The Corpus Query Language is a special code or query language used in Sketch Engine to search for complex grammatical or lexical patterns or to use search criteria which cannot be set using the standard user interface.
Where is CQL used?
CQL is only used in the concordance search with the CQL options selected.
CQL? Regular expressions? Wild cards?
All three can be used in Sketch Engine.
- CQL
Corpus Query Language - CQL is used to set criteria for positions or tokens, i.e. words, lemmas, tags, lempos, lc etc.
- REGular EXpressions
- REGEX set criteria for strings of characters and can be used inside the CQL code or for filtering word lists.
- wild cards
- A simple convention to use the question mark (?) for any unspecified character and the asterisk (*) for any number of unspecified characters.
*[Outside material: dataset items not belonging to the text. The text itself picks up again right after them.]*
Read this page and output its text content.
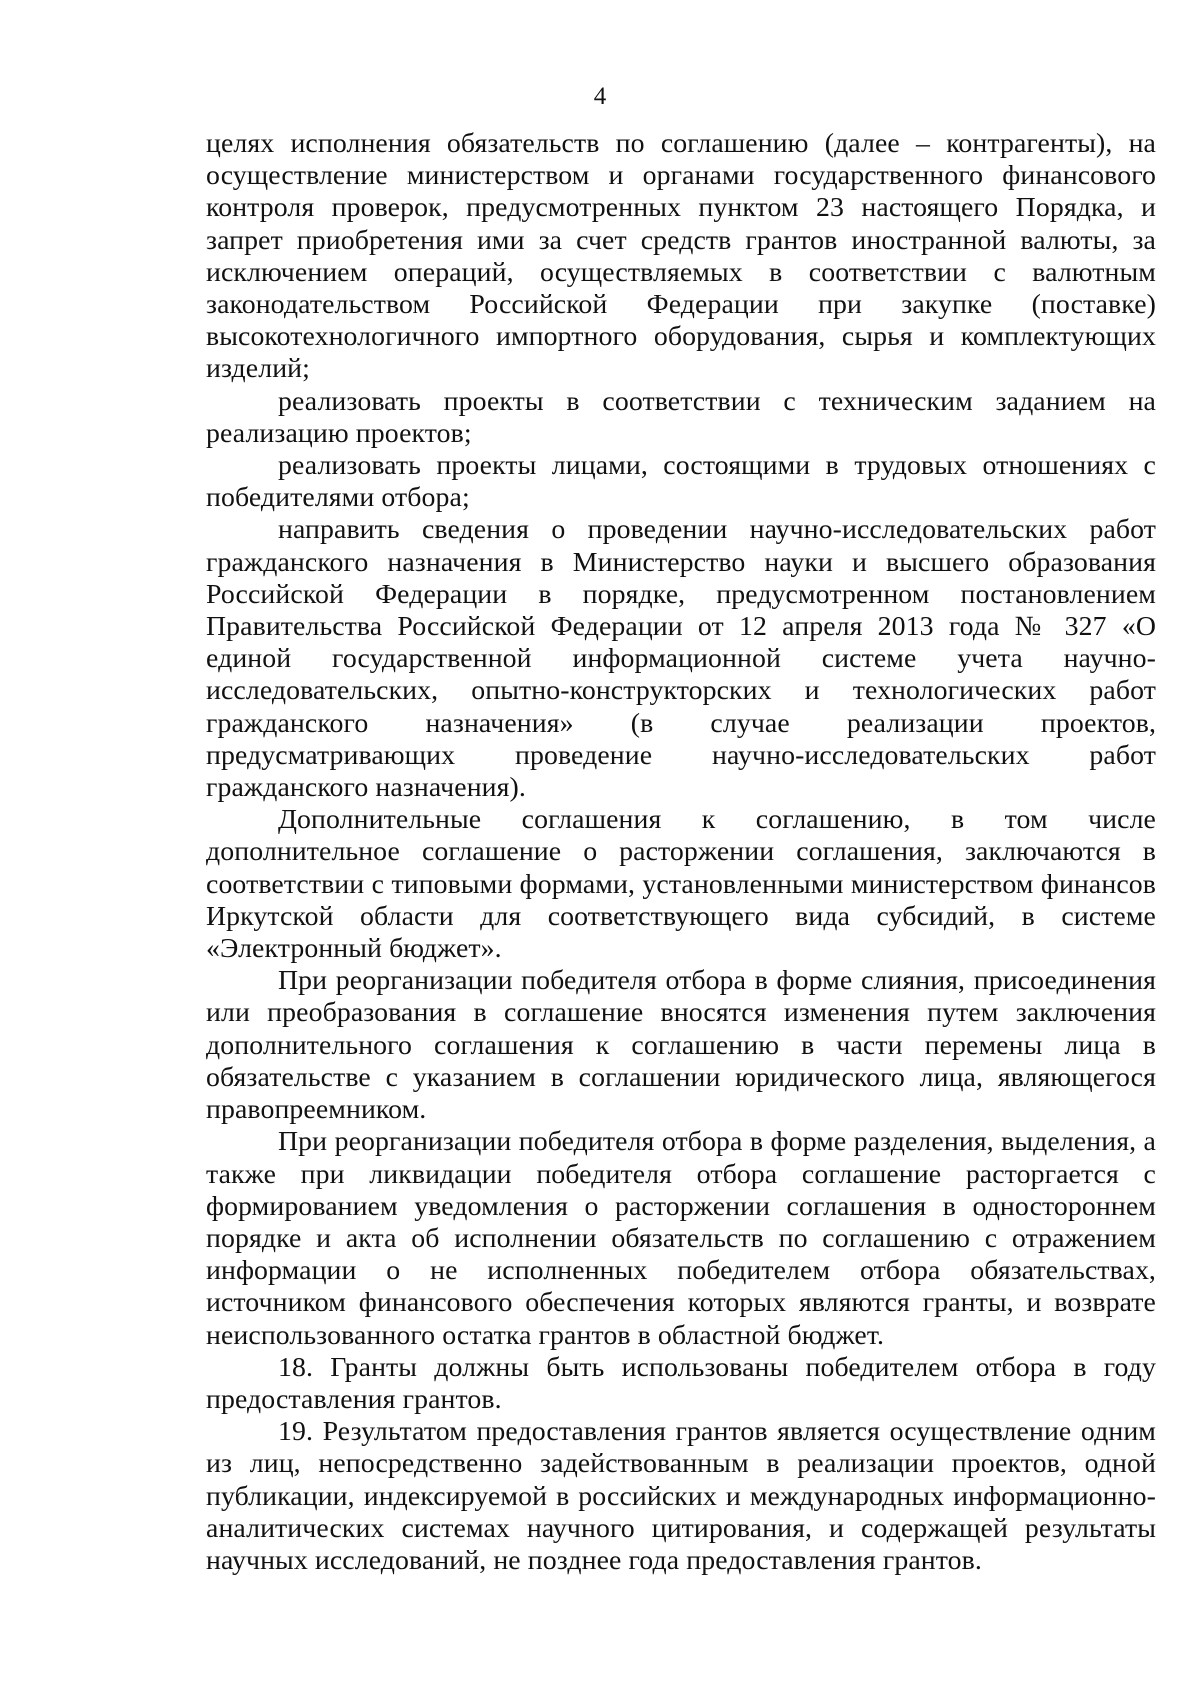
4

целях исполнения обязательств по соглашению (далее – контрагенты), на осуществление министерством и органами государственного финансового контроля проверок, предусмотренных пунктом 23 настоящего Порядка, и запрет приобретения ими за счет средств грантов иностранной валюты, за исключением операций, осуществляемых в соответствии с валютным законодательством Российской Федерации при закупке (поставке) высокотехнологичного импортного оборудования, сырья и комплектующих изделий;

реализовать проекты в соответствии с техническим заданием на реализацию проектов;

реализовать проекты лицами, состоящими в трудовых отношениях с победителями отбора;

направить сведения о проведении научно-исследовательских работ гражданского назначения в Министерство науки и высшего образования Российской Федерации в порядке, предусмотренном постановлением Правительства Российской Федерации от 12 апреля 2013 года № 327 «О единой государственной информационной системе учета научно-исследовательских, опытно-конструкторских и технологических работ гражданского назначения» (в случае реализации проектов, предусматривающих проведение научно-исследовательских работ гражданского назначения).

Дополнительные соглашения к соглашению, в том числе дополнительное соглашение о расторжении соглашения, заключаются в соответствии с типовыми формами, установленными министерством финансов Иркутской области для соответствующего вида субсидий, в системе «Электронный бюджет».

При реорганизации победителя отбора в форме слияния, присоединения или преобразования в соглашение вносятся изменения путем заключения дополнительного соглашения к соглашению в части перемены лица в обязательстве с указанием в соглашении юридического лица, являющегося правопреемником.

При реорганизации победителя отбора в форме разделения, выделения, а также при ликвидации победителя отбора соглашение расторгается с формированием уведомления о расторжении соглашения в одностороннем порядке и акта об исполнении обязательств по соглашению с отражением информации о не исполненных победителем отбора обязательствах, источником финансового обеспечения которых являются гранты, и возврате неиспользованного остатка грантов в областной бюджет.

18. Гранты должны быть использованы победителем отбора в году предоставления грантов.

19. Результатом предоставления грантов является осуществление одним из лиц, непосредственно задействованным в реализации проектов, одной публикации, индексируемой в российских и международных информационно-аналитических системах научного цитирования, и содержащей результаты научных исследований, не позднее года предоставления грантов.
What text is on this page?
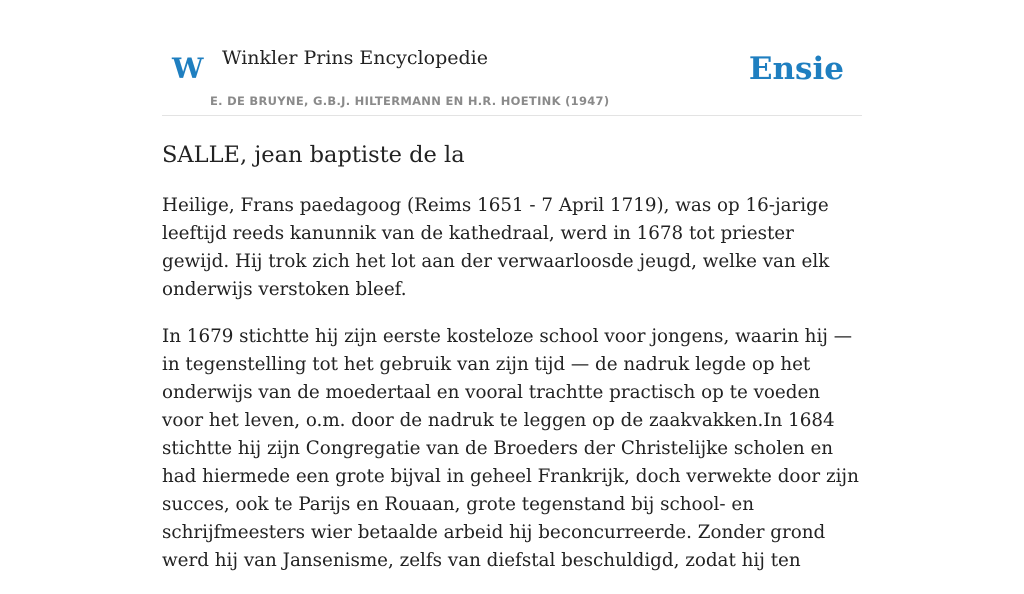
W Winkler Prins Encyclopedie
E. DE BRUYNE, G.B.J. HILTERMANN EN H.R. HOETINK (1947)
Ensie
SALLE, jean baptiste de la

Heilige, Frans paedagoog (Reims 1651 - 7 April 1719), was op 16-jarige leeftijd reeds kanunnik van de kathedraal, werd in 1678 tot priester gewijd. Hij trok zich het lot aan der verwaarloosde jeugd, welke van elk onderwijs verstoken bleef.

In 1679 stichtte hij zijn eerste kosteloze school voor jongens, waarin hij — in tegenstelling tot het gebruik van zijn tijd — de nadruk legde op het onderwijs van de moedertaal en vooral trachtte practisch op te voeden voor het leven, o.m. door de nadruk te leggen op de zaakvakken.In 1684 stichtte hij zijn Congregatie van de Broeders der Christelijke scholen en had hiermede een grote bijval in geheel Frankrijk, doch verwekte door zijn succes, ook te Parijs en Rouaan, grote tegenstand bij school- en schrijfmeesters wier betaalde arbeid hij beconcurreerde. Zonder grond werd hij van Jansenisme, zelfs van diefstal beschuldigd, zodat hij ten
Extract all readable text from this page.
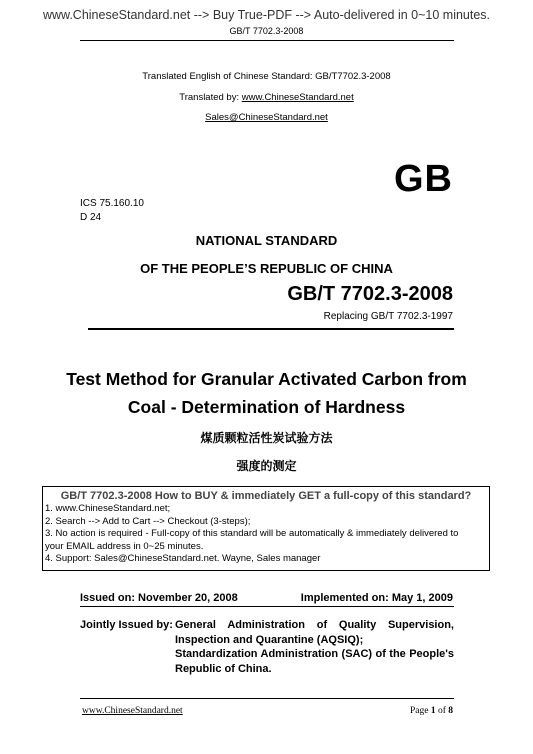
www.ChineseStandard.net --> Buy True-PDF --> Auto-delivered in 0~10 minutes.
GB/T 7702.3-2008
Translated English of Chinese Standard: GB/T7702.3-2008
Translated by: www.ChineseStandard.net
Sales@ChineseStandard.net
GB
ICS 75.160.10
D 24
NATIONAL STANDARD
OF THE PEOPLE’S REPUBLIC OF CHINA
GB/T 7702.3-2008
Replacing GB/T 7702.3-1997
Test Method for Granular Activated Carbon from
Coal - Determination of Hardness
煤质颗粒活性炭试验方法
强度的测定
GB/T 7702.3-2008 How to BUY & immediately GET a full-copy of this standard?
1. www.ChineseStandard.net;
2. Search --> Add to Cart --> Checkout (3-steps);
3. No action is required - Full-copy of this standard will be automatically & immediately delivered to
your EMAIL address in 0~25 minutes.
4. Support: Sales@ChineseStandard.net. Wayne, Sales manager
Issued on: November 20, 2008	Implemented on: May 1, 2009
Jointly Issued by: General Administration of Quality Supervision,
Inspection and Quarantine (AQSIQ);
Standardization Administration (SAC) of the People's
Republic of China.
www.ChineseStandard.net	Page 1 of 8
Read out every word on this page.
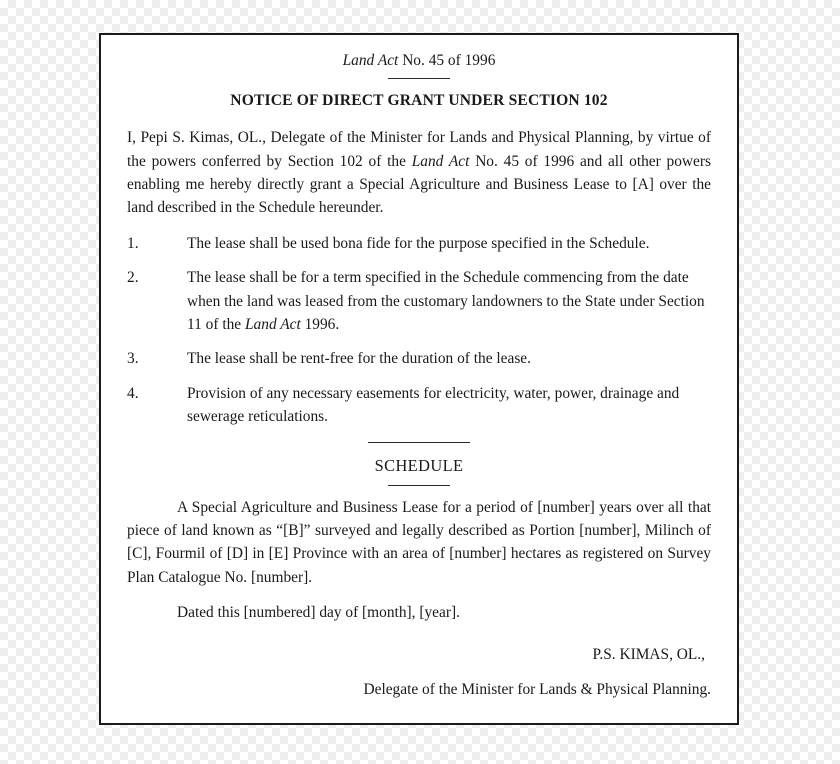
Land Act No. 45 of 1996
NOTICE OF DIRECT GRANT UNDER SECTION 102

I, Pepi S. Kimas, OL., Delegate of the Minister for Lands and Physical Planning, by virtue of the powers conferred by Section 102 of the Land Act No. 45 of 1996 and all other powers enabling me hereby directly grant a Special Agriculture and Business Lease to [A] over the land described in the Schedule hereunder.

1.	The lease shall be used bona fide for the purpose specified in the Schedule.
2.	The lease shall be for a term specified in the Schedule commencing from the date when the land was leased from the customary landowners to the State under Section 11 of the Land Act 1996.
3.	The lease shall be rent-free for the duration of the lease.
4.	Provision of any necessary easements for electricity, water, power, drainage and sewerage reticulations.
SCHEDULE

A Special Agriculture and Business Lease for a period of [number] years over all that piece of land known as “[B]” surveyed and legally described as Portion [number], Milinch of [C], Fourmil of [D] in [E] Province with an area of [number] hectares as registered on Survey Plan Catalogue No. [number].

Dated this [numbered] day of [month], [year].

P.S. KIMAS, OL.,
Delegate of the Minister for Lands & Physical Planning.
Wild cards only work in the Simple concordance search.
VIDEO LESSON
from our YouTube channel
CQL | regular expressions | wild cards | |
---|---|---|---|
purpose | to set conditions for tokens (words), e.g. find words which are nouns followed by a preposition | to set conditions for character strings such as words or tags, e.g. find all words starting with letters br- or find all words whose tag starts with letter N | simple system with limited options to search for text |
where to use it | in concordance search with the CQL option (for advanced users) in Word Sketch Grammar in Term Grammar | in concordance search with these options: lemma, word, phrase, character (not in simple query!) inside the CQL code in word Lists and n-grams to only find required patterns | only in the simple concordance search |
The language was developed at the Corpora and Lexicons group, IMS, University of Stuttgart in the early 1990s, see IMS Corpus Workbench. The CQL as used in Sketch Engine is an extension to the original language and varies in several ways. This documentation describes the CQL as implemented in manatee 2.122 (released April 2015).